В комнате было тепло. Пот выступил у него на лбу. Он двигался инстинктивно. Он хотел нанести ей какую-то обиду, которая напоминала бы ей о нем и об этой истраченной попусту ночи, и он подыскивал слова, в то время, как она спокойно дышала возле него, с открытым ртом, с губами, еще красными от помады, и с густыми осветленными волосами, делавшими ее старше, чем она была на самом деле. Он потянулся и начал снова, стараясь сконцентрировать все мысли на том, что он говорил. И пока он в он потягивался, еще до того, как он знал, что он хотел рассказать, он услышал, как она тихо и недовольно бормочет: – Боже мой, ты бы, по крайней мере, снял ботинки. На мне мои самые лучшие чулки, а ты даже не сможешь прислать мне пару новых с этого паршивого востока, если ты вдруг их порвешь…

Томас Биндинг: все мечты умирали

Когда они остановили шестой автомобиль и отвели его с дороги к дровяному складу, Биндиг настолько замерз на своем посту, что начал стучать зубами. Прошло уже довольно много времени, и до сих пор не случилось еще никакого инцидента. Казалось, будто на некоторое время наступило спокойствие. Биндиг медленно поднялся. Он неуверенно стоял на ногах и довольно долго делал разные движения, чтобы кровь быстрее текла по венам.

Паничек недовольно лежал, вжавшись в снег, и дыханием грел себе руки.

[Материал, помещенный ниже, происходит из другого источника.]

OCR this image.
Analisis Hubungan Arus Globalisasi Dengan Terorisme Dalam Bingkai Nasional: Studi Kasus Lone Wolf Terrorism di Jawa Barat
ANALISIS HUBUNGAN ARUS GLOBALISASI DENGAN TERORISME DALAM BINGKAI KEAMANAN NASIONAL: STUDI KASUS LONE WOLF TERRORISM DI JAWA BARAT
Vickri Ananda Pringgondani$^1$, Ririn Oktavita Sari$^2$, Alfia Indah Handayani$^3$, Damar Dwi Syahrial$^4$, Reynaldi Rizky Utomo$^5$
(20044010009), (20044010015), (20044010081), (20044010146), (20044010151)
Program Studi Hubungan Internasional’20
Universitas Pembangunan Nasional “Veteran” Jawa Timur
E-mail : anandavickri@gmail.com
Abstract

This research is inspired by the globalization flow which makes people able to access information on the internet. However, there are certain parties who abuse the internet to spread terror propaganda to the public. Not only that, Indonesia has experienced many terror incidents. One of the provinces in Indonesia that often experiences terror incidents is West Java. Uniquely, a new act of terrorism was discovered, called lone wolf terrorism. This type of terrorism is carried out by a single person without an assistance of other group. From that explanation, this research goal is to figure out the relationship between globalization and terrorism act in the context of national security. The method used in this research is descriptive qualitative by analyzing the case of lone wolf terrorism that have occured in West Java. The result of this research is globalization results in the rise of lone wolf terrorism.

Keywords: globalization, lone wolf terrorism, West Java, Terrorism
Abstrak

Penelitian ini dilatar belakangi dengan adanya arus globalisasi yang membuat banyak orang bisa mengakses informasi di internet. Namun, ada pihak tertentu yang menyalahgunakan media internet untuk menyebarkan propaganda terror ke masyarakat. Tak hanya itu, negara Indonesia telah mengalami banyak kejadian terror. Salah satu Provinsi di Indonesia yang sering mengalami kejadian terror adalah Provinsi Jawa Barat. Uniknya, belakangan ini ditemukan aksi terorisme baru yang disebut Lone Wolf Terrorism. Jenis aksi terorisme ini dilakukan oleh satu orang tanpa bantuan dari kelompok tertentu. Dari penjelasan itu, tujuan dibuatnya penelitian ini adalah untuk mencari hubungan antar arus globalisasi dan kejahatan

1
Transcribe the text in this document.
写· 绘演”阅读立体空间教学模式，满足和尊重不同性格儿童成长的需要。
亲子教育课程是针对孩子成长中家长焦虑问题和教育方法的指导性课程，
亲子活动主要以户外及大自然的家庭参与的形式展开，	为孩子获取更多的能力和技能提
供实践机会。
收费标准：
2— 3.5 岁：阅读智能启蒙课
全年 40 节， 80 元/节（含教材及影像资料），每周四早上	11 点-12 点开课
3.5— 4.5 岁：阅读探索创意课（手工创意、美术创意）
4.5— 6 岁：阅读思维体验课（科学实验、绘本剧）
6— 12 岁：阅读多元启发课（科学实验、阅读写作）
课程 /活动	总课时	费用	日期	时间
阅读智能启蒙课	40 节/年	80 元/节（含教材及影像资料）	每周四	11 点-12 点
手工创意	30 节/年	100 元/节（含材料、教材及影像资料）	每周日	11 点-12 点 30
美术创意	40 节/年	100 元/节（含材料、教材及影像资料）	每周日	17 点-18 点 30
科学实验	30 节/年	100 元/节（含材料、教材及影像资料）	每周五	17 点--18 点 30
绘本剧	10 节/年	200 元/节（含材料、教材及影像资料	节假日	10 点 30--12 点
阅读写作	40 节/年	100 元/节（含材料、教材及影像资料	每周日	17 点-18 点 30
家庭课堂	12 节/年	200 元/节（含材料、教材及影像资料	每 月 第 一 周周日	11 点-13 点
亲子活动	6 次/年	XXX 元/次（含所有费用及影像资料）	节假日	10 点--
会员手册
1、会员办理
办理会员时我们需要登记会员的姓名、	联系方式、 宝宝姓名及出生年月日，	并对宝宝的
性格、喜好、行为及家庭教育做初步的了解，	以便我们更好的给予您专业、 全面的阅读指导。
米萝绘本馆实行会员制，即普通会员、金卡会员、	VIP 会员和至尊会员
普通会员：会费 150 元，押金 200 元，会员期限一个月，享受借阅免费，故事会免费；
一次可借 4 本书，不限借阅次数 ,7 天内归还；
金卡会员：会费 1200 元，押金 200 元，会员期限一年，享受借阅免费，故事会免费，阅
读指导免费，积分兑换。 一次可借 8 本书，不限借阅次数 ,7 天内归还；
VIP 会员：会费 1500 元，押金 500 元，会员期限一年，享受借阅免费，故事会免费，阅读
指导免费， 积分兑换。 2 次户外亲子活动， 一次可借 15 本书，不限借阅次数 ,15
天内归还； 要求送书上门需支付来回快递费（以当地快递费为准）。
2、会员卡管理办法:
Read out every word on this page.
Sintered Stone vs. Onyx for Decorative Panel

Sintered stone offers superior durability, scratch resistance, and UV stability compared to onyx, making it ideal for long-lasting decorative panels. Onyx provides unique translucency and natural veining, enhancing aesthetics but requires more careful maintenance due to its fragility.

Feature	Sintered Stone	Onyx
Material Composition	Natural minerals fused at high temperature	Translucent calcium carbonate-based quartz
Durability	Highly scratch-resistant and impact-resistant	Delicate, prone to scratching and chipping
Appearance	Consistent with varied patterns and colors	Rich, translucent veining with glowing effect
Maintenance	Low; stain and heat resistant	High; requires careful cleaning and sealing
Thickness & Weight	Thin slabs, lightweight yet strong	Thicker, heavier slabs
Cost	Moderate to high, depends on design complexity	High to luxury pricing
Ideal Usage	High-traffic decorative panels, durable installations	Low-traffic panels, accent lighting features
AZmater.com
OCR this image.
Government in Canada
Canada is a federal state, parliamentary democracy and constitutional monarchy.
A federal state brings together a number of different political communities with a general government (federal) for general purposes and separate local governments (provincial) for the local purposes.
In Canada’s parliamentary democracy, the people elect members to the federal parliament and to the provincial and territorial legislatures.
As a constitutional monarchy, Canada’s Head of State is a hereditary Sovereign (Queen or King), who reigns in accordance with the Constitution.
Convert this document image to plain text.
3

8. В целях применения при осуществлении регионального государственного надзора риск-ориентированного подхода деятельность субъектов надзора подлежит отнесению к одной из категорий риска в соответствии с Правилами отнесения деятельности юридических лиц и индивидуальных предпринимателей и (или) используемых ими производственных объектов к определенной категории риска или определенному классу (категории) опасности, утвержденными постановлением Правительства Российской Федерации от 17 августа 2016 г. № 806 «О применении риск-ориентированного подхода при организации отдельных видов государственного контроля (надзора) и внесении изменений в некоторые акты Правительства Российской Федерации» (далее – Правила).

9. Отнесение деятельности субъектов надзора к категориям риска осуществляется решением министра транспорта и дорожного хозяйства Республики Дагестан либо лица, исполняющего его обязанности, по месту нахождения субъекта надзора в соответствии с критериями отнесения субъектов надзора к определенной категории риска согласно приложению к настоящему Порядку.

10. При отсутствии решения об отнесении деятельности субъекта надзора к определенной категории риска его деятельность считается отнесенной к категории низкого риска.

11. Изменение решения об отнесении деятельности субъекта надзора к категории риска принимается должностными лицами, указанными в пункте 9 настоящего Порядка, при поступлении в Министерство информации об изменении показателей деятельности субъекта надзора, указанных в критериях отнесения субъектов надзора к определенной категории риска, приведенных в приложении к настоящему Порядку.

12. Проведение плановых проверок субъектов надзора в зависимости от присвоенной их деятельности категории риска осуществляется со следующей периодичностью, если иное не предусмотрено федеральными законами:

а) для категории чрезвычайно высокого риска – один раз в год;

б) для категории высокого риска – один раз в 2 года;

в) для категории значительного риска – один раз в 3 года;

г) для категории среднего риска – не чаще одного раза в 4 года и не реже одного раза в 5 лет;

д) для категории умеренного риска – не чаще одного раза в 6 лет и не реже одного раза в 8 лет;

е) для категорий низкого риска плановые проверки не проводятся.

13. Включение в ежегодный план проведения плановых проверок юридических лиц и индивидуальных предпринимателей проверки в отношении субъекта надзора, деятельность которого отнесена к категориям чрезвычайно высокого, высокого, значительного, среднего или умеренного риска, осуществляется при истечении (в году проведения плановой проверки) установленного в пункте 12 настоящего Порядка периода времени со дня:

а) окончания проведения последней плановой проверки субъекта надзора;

Биндиг отошел немного в сторону, чтобы размять ноги. Он с удовольствием спустился бы к дороге, и по лесному пути дошел бы до дровяного склада, но он не решался покинуть свой важный пост. Потому что Тимм приказал ему, чтобы он ни на мгновенье не оставлял без внимания развилку дорог. Так что он сделал только пару шагов назад в лес и постучал ногой о ногу в холодных сапогах. Он впервые надел сапоги; обычно, если они прыгали в немецкой форме, они всегда носили эластичные шнурованные ботинки. Он, как и другие тоже, особенно тщательно забинтовал лодыжки, но бандажи были немного тесными, и он охотно ослабил бы их. Он думал, решиться ли ему снять сапоги и перемотать бандажи заново, но потом воздержался, потому что это длилось бы слишком долго, а на дороге сигнал тревоги мог бы поступить в любую минуту.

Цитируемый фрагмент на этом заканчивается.